When I run repeated wget IP:PORT
against just the node's internal IP and the desired node port that serves, we will see bad request several times and eventually, a failed: Connection refused
Whereas when I run a request just against the Pod IP and Port, I can not get this connection refused.
Example wget output
Fail:
wget ip.ap-southeast-2.compute.internal:30102
--2020-06-26 01:15:31-- http://ip.ap-southeast-2.compute.internal:30102/
Resolving ip.ap-southeast-2.compute.internal (ip.ap-southeast-2.compute.internal)... 10.1.95.3
Connecting to ip.ap-southeast-2.compute.internal (ip.ap-southeast-2.compute.internal)|10.1.95.3|:30102... failed: Connection refused.
Success:
wget ip.ap-southeast-2.compute.internal:30102
--2020-06-26 01:15:31-- http://ip.ap-southeast-2.compute.internal:30102/
Resolving ip.ap-southeast-2.compute.internal (ip.ap-southeast-2.compute.internal)... 10.1.95.3
Connecting to ip.ap-southeast-2.compute.internal (ip.ap-southeast-2.compute.internal)|10.1.95.3|:30102... connected.
HTTP request sent, awaiting response... 400 Bad Request
2020-06-26 01:15:31 ERROR 400: Bad Request.
In the logs on the NGINX service, we don't see the connection refused the request, whereas we do see the other BAD REQUEST ones.
I have read about several issues regarding kube-proxy
and I am interested in other insights to improve this situation.
eg: https://github.com/kubernetes/kubernetes/issues/38456
Any help much appreciated.
Kubernetes Template
##
# Main nginx deployment.
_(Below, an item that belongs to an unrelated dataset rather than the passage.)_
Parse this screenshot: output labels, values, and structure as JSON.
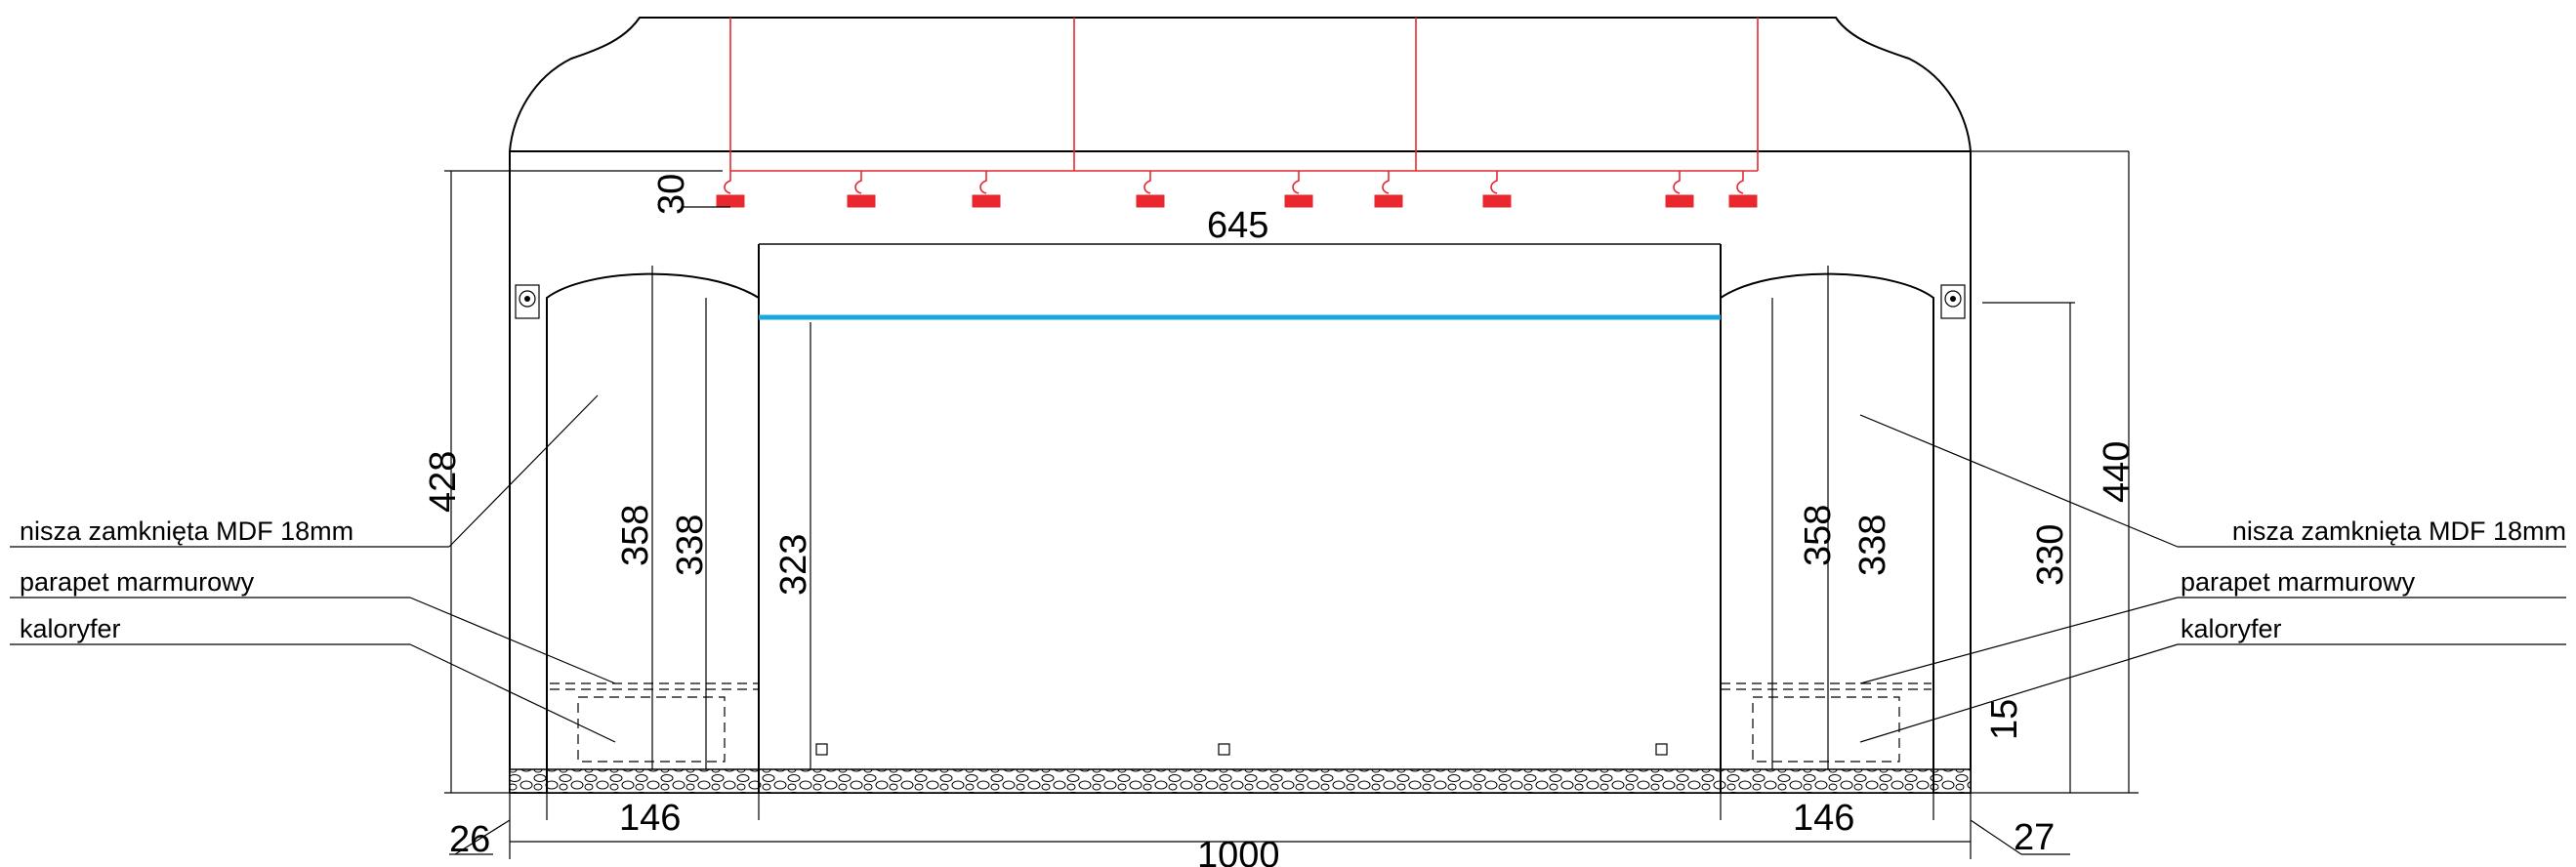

Requires updated tag potentially for
# docker image
##
---
apiVersion: apps/v1 # for versions before 1.9.0 use apps/v1beta2
kind: Deployment
metadata:
name: nginx-lua-ssl-deployment
labels:
service: https-custom-domains
spec:
selector:
matchLabels:
app: nginx-lua-ssl
replicas: 5
template:
metadata:
labels:
app: nginx-lua-ssl
service: https-custom-domains
spec:
containers:
- name: nginx-lua-ssl
image: "0000000000.dkr.ecr.ap-southeast-2.amazonaws.com/lua-resty-auto-ssl:v0.NN"
imagePullPolicy: Always
ports:
- containerPort: 8080
- containerPort: 8443
- containerPort: 8999
envFrom:
- configMapRef:
name: https-custom-domain-conf
##
# Load balancer which manages traffic into the nginx instance
# In aws, this uses an ELB (elastic load balancer) construct
##
---
apiVersion: v1
kind: Service
metadata:
annotations:
service.beta.kubernetes.io/aws-load-balancer-type: nlb
name: nginx-lua-load-balancer
labels:
service: https-custom-domains
spec:
ports:
- name: http
port: 80
targetPort: 8080
- name: https
port: 443
targetPort: 8443
externalTrafficPolicy: Local
selector:
app: nginx-lua-ssl
type: LoadBalancer
In the end this issue was caused by a Pod incorrectly configured such that the load balancer routing traffic to it:
selector:
matchLabels:
app: redis-cli
There were 5 nginx pods correctly receiving traffic and one utility Pod incorrectly receiving traffic and responding by refusing the connection as you would expect.
Thanks for responses.